A high‑performance, unified Model Context Protocol server that connects Claude Desktop to clinicaltrials.gov, enabling natural language queries for genetic mutation‑specific trial matches.

Capabilities

Resources
Access data sources
Tools
Execute functions
Prompts
Pre-built templates
Sampling
AI model interactions

Mutation Clinical Trial Matching MCP

The Mutation Clinical Trial Matching MCP is a high‑performance, unified Model Context Protocol server designed to bridge Claude Desktop with the clinicaltrials.gov API for genetic‑mutation‑based trial discovery. It solves a critical bottleneck in precision oncology: clinicians and researchers often need to translate a patient’s genomic profile into actionable clinical trial options, but doing so manually is time‑consuming and error‑prone. By exposing a simple MCP interface, this server lets AI assistants parse natural language queries about mutations and instantly return curated trial lists, summaries, and eligibility details.
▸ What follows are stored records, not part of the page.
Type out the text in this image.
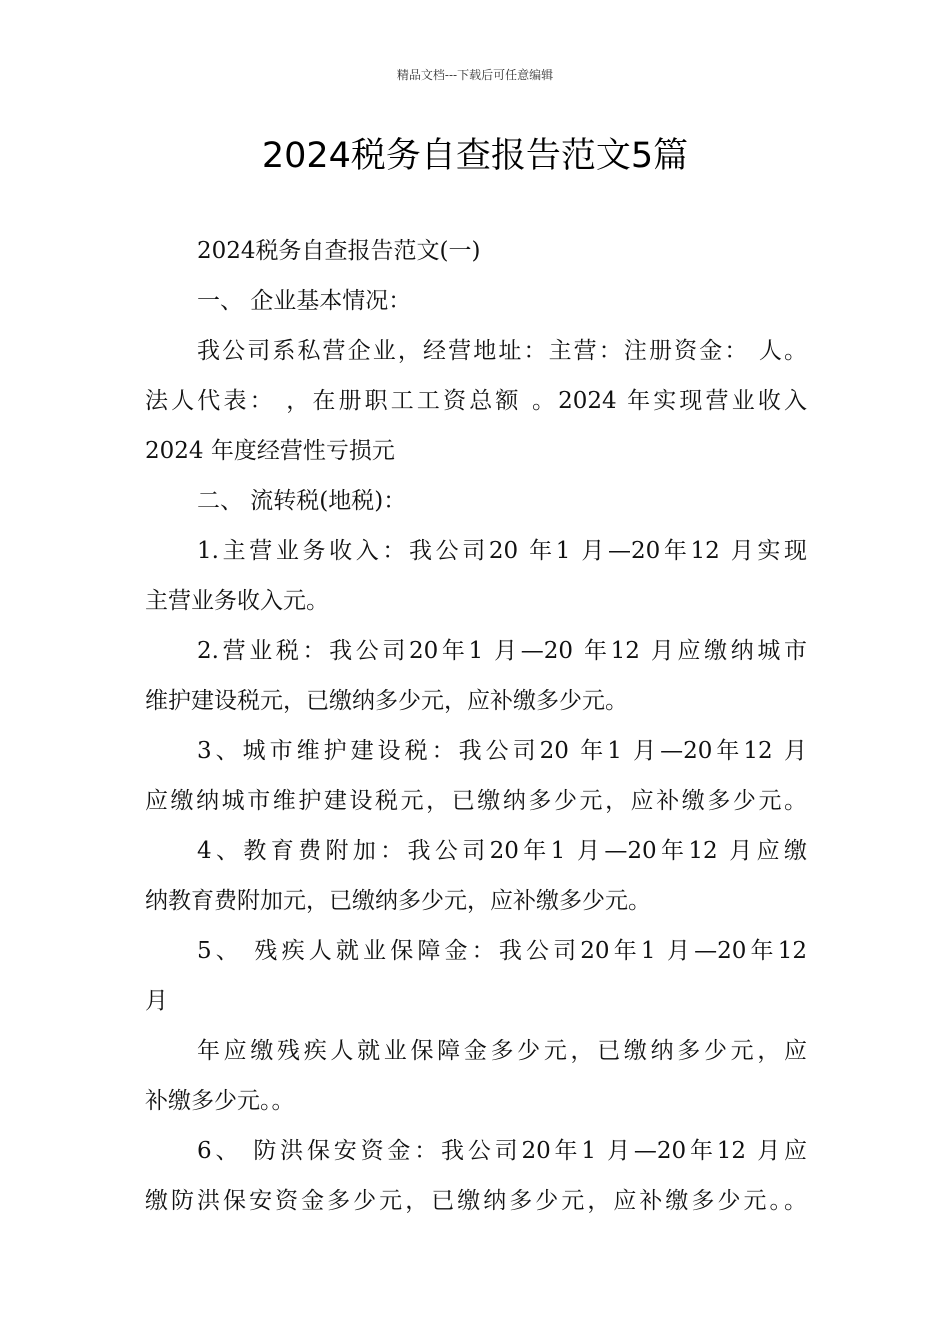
精品文档---下载后可任意编辑
2024税务自查报告范文5篇

2024税务自查报告范文(一)

一、 企业基本情况：

我公司系私营企业，经营地址：主营：注册资金： 人。

法人代表： ，在册职工工资总额 。2024 年实现营业收入

2024 年度经营性亏损元

二、 流转税(地税)：

1.主营业务收入：我公司20 年1 月—20年12 月实现

主营业务收入元。

2.营业税：我公司20年1 月—20 年12 月应缴纳城市

维护建设税元，已缴纳多少元，应补缴多少元。

3、城市维护建设税：我公司20 年1 月—20年12 月

应缴纳城市维护建设税元，已缴纳多少元，应补缴多少元。

4、教育费附加：我公司20年1 月—20年12 月应缴

纳教育费附加元，已缴纳多少元，应补缴多少元。

5、 残疾人就业保障金：我公司20年1 月—20年12

月

年应缴残疾人就业保障金多少元，已缴纳多少元，应

补缴多少元。。

6、 防洪保安资金：我公司20年1 月—20年12 月应

缴防洪保安资金多少元，已缴纳多少元，应补缴多少元。。
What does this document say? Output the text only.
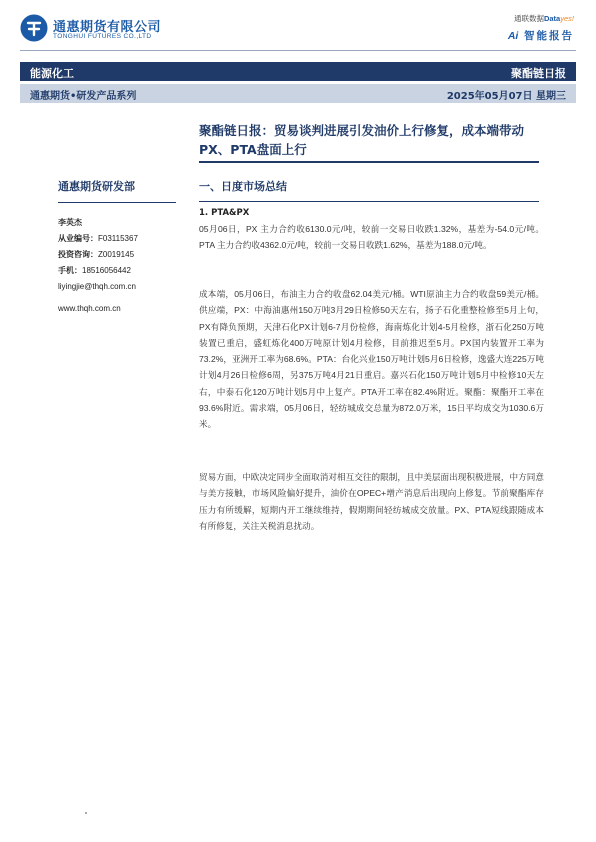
通惠期货有限公司
TONGHUI FUTURES CO.,LTD
通联数据Datayes!
Ai 智能报告
能源化工	聚酯链日报
通惠期货•研发产品系列	2025年05月07日 星期三
聚酯链日报：贸易谈判进展引发油价上行修复，成本端带动PX、PTA盘面上行
通惠期货研发部
李英杰
从业编号：F03115367
投资咨询：Z0019145
手机：18516056442
liyingjie@thqh.com.cn
www.thqh.com.cn
一、日度市场总结
1. PTA&PX
05月06日，PX 主力合约收6130.0元/吨，较前一交易日收跌1.32%，基差为-54.0元/吨。PTA 主力合约收4362.0元/吨，较前一交易日收跌1.62%，基差为188.0元/吨。
成本端，05月06日，布油主力合约收盘62.04美元/桶。WTI原油主力合约收盘59美元/桶。供应端，PX：中海油惠州150万吨3月29日检修50天左右，扬子石化重整检修至5月上旬，PX有降负预期，天津石化PX计划6-7月份检修，海南炼化计划4-5月检修，浙石化250万吨装置已重启，盛虹炼化400万吨原计划4月检修，目前推迟至5月。PX国内装置开工率为73.2%，亚洲开工率为68.6%。PTA：台化兴业150万吨计划5月6日检修，逸盛大连225万吨计划4月26日检修6周，另375万吨4月21日重启。嘉兴石化150万吨计划5月中检修10天左右，中泰石化120万吨计划5月中上复产。PTA开工率在82.4%附近。聚酯：聚酯开工率在93.6%附近。需求端，05月06日，轻纺城成交总量为872.0万米，15日平均成交为1030.6万米。
贸易方面，中欧决定同步全面取消对相互交往的限制，且中美层面出现积极进展，中方同意与美方接触，市场风险偏好提升，油价在OPEC+增产消息后出现向上修复。节前聚酯库存压力有所缓解，短期内开工继续维持，假期期间轻纺城成交放量。PX、PTA短线跟随成本有所修复，关注关税消息扰动。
At its core, the server ingests a mutation description (e.g., “EGFR exon 19 deletion”) and queries the clinicaltrials.gov database, filtering results by mutation relevance, study phase, location, and other criteria. The response is a concise, human‑readable summary that highlights key study attributes—intervention type, eligibility criteria, enrollment status—and links to the full trial record. This capability is invaluable for developers building AI‑augmented decision support tools, as it removes the need to write custom API wrappers or maintain complex query logic. Instead, developers can issue a single MCP call and receive structured trial data ready for downstream processing or display.

Key features of the server include:

  • Unified sync/async architecture – A single codebase supports both blocking and non‑blocking runtimes, allowing seamless integration into diverse application stacks.
  • Enterprise resilience – Built‑in circuit breakers, retry logic, and distributed caching protect against transient API failures while keeping latency low.
  • Observability – Prometheus metrics, cache analytics, and health dashboards provide real‑time insight into performance and usage patterns.
  • Zero breaking changes – A compatibility layer guarantees that existing clients continue to work after the architectural overhaul, while new clients benefit from modern type safety and performance gains.
  • Extensive testing – A 114‑test suite covers all unified components, ensuring reliability across edge cases.

In practice, the MCP can be employed in several real‑world scenarios. A hospital’s clinical decision support system might query the server whenever a new genomic report is uploaded, automatically populating a “Potential Trials” panel for oncologists. A research portal could surface trial opportunities to patients based on their mutation profiles, enhancing enrollment rates for niche studies. Even a chatbot integrated into an electronic health record could answer patient questions about trial eligibility without leaving the clinical workflow.

Because the server communicates via MCP, it fits naturally into existing AI assistant pipelines. Developers can chain the mutation‑matching call with other MCP tools—such as summarization or data extraction—to build sophisticated, end‑to‑end clinical workflows. The server’s design emphasizes performance (80 % faster than prior iterations) and maintainability, making it a robust foundation for any application that needs to translate genomic data into actionable clinical trial information.